As evident, the TV advertising industry has evolved with the digital shift to demand better tracking and targeting capabilities, data-enablement, and better attribution through programmatic TV. In order to stay competitive, the industry is shifting to include these digital capabilities. For example, Marketingcharts.com states that 57% of the industry uses first-party data, 49% uses third-party behavioral data, and 64% uses third-party demographic data in order to target their audience with a tailored advertisement experience and to keep viewers engaged. Major advertisers utilize programmatic capabilities in order to pinpoint the exact customer they are looking to serve in order to maximize their media dollars and minimize wasted impressions. 

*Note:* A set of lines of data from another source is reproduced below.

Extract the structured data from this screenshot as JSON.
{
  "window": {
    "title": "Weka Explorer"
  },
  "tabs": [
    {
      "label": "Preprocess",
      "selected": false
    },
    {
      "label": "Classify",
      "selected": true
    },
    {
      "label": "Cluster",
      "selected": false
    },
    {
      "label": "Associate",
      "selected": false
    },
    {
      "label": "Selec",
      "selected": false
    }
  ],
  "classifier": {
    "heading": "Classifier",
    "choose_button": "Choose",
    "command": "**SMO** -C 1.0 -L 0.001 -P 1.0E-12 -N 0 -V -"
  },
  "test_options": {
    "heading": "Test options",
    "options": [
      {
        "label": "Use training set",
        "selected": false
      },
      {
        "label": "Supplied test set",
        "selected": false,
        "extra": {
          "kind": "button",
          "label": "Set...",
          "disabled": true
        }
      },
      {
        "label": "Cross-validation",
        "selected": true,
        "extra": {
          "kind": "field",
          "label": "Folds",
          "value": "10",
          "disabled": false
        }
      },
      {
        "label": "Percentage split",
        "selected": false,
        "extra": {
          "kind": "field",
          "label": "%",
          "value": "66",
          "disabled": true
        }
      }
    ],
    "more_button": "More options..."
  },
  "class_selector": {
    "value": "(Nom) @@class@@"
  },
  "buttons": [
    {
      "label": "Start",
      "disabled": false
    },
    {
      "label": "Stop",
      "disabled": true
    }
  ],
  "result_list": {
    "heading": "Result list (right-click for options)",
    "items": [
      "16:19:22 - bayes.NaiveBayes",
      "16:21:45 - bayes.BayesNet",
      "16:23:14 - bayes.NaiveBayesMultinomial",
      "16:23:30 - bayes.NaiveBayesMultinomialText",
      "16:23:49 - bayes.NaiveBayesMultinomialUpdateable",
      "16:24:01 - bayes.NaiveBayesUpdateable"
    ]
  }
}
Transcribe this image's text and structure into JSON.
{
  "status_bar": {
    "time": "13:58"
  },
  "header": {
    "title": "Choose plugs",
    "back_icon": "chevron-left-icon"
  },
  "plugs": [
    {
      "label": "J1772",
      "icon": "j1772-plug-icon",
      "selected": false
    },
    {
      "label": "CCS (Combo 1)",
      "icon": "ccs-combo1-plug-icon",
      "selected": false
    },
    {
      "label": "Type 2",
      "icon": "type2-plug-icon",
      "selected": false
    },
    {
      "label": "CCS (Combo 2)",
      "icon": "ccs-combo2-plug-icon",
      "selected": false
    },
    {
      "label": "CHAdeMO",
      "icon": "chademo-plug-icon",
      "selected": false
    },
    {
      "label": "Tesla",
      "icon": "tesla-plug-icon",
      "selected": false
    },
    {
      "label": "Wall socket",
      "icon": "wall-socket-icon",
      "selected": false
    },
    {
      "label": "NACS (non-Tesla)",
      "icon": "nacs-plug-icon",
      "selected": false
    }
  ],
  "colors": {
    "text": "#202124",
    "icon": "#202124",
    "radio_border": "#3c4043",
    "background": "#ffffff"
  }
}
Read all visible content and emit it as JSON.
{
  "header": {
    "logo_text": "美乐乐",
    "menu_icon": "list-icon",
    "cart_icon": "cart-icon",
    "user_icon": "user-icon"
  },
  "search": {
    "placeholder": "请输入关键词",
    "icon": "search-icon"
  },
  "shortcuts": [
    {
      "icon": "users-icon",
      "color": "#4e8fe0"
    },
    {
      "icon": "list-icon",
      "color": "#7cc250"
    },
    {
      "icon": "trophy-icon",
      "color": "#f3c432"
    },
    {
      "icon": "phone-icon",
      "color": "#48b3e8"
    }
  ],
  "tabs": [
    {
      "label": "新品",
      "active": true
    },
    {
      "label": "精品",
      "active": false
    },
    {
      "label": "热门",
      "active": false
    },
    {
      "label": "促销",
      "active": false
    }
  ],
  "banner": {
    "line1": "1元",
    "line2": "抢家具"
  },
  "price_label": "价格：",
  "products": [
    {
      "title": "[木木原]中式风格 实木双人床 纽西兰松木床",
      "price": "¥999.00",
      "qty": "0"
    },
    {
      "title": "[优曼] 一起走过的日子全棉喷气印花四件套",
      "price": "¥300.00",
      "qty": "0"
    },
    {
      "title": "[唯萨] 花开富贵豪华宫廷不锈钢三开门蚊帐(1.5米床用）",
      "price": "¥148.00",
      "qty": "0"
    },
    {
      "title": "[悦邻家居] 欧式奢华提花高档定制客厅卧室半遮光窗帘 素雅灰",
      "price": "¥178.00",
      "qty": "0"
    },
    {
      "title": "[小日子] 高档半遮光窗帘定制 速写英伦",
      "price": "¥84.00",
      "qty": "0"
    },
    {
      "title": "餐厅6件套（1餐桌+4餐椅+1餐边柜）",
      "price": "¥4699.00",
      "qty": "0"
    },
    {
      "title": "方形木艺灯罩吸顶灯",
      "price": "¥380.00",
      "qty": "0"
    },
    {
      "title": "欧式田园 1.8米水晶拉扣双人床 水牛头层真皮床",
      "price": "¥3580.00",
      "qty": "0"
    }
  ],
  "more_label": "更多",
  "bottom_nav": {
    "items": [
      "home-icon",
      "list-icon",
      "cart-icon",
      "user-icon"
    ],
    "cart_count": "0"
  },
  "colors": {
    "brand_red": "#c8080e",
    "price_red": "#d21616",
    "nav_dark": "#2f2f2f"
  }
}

With the everchanging world, its easy to see that although much of the advertisement space is turning to digital to differentiate their media reach, traditional TV advertising maintains its hold over the advertising industry overall. With analytics and data-driven results that are being implemented into the industry, it will become more important to tailor the advertising experience to viewers, thereby making the traditional TV advertisement even more powerful and effective. Only time will tell how the online streaming TV platforms will play into this shift, but until then, Traditional TV advertising isn’t going anywhere.